The upshot for founders is this is actually a really, really good time to raise money. At the very earliest stages, it’s that magic combination of angels feeling relatively wealthy overall yet also uncertain about the future of the public markets. That means they will be looking for ways to deploy capital either directly into a company or into funds like ours.
Deal velocity for early stage investments has really increased, and I would describe it as a frenzy. On the other hand, the bar for investments has also gone up. I’m often seeing investors dig into things that they might not have dug into this time last year — things like unit economics and capital efficiency.
Seif: You moved to the Bay because you felt you needed to be here for Rapportive to be successful. Is that still the case for founders?

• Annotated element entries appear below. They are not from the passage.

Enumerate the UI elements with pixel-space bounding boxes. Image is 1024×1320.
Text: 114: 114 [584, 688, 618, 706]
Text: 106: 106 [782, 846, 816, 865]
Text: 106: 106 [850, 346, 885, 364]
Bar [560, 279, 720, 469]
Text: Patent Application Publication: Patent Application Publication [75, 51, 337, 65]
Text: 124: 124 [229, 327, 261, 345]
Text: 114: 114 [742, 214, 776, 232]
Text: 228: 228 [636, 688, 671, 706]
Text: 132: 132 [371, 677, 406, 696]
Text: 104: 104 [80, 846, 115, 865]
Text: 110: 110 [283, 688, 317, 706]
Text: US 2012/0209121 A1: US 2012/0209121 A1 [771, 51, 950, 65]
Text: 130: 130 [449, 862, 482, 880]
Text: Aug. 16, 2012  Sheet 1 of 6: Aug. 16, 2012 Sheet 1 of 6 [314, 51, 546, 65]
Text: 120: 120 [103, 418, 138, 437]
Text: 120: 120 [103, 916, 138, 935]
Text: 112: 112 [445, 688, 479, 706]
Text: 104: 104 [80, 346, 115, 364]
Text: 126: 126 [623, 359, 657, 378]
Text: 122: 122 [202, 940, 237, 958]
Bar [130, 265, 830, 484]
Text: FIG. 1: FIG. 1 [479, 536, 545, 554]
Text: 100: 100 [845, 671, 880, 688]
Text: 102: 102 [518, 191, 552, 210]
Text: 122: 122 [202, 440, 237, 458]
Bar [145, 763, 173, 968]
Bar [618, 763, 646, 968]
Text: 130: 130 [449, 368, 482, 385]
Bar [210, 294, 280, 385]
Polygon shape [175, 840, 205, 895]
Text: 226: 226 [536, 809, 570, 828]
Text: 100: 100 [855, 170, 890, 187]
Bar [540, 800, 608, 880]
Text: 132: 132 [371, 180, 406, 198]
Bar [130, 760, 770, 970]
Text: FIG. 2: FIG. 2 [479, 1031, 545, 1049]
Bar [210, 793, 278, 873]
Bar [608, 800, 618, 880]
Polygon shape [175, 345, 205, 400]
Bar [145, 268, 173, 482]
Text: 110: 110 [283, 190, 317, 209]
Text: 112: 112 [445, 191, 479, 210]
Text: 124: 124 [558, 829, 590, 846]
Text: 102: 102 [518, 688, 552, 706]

Rahul: No, that’s no longer the case. Investment deals are becoming significantly more geographically diverse. In fact, I can't remember the last time I met a founder in person. We’ve invested in over 40 companies, and I’ve met only a handful in person. It’s no longer the case that you have to be within a short drive of Sand Hill Road to raise money.
Seif: What’s your advice for investors starting out?
Rahul: Number one, be pretty clear how you’re differentiating. There’s a plethora of fund managers. You have to have a clear and credible story for how you are going to not only find the best companies — but find them before it’s obvious they’re the best. How will you find them before the likes of Andreessen Horowitz and Sequoia?
The second thing is something that Todd and I learned over time: there are multiple paths to success. You can build a position over time. Companies are growing faster than ever before and are becoming bigger than ever before. As a result, they're constantly fundraising.
If your standard check size is $200k but you can only get $50k or $75k into a company, it might still be worth doing. You can then build a relationship with the founder, astonish them with the value you can deliver, and get ahead of the next round.
Just like a startup, it is important to have a strategy and constantly improve it as you learn.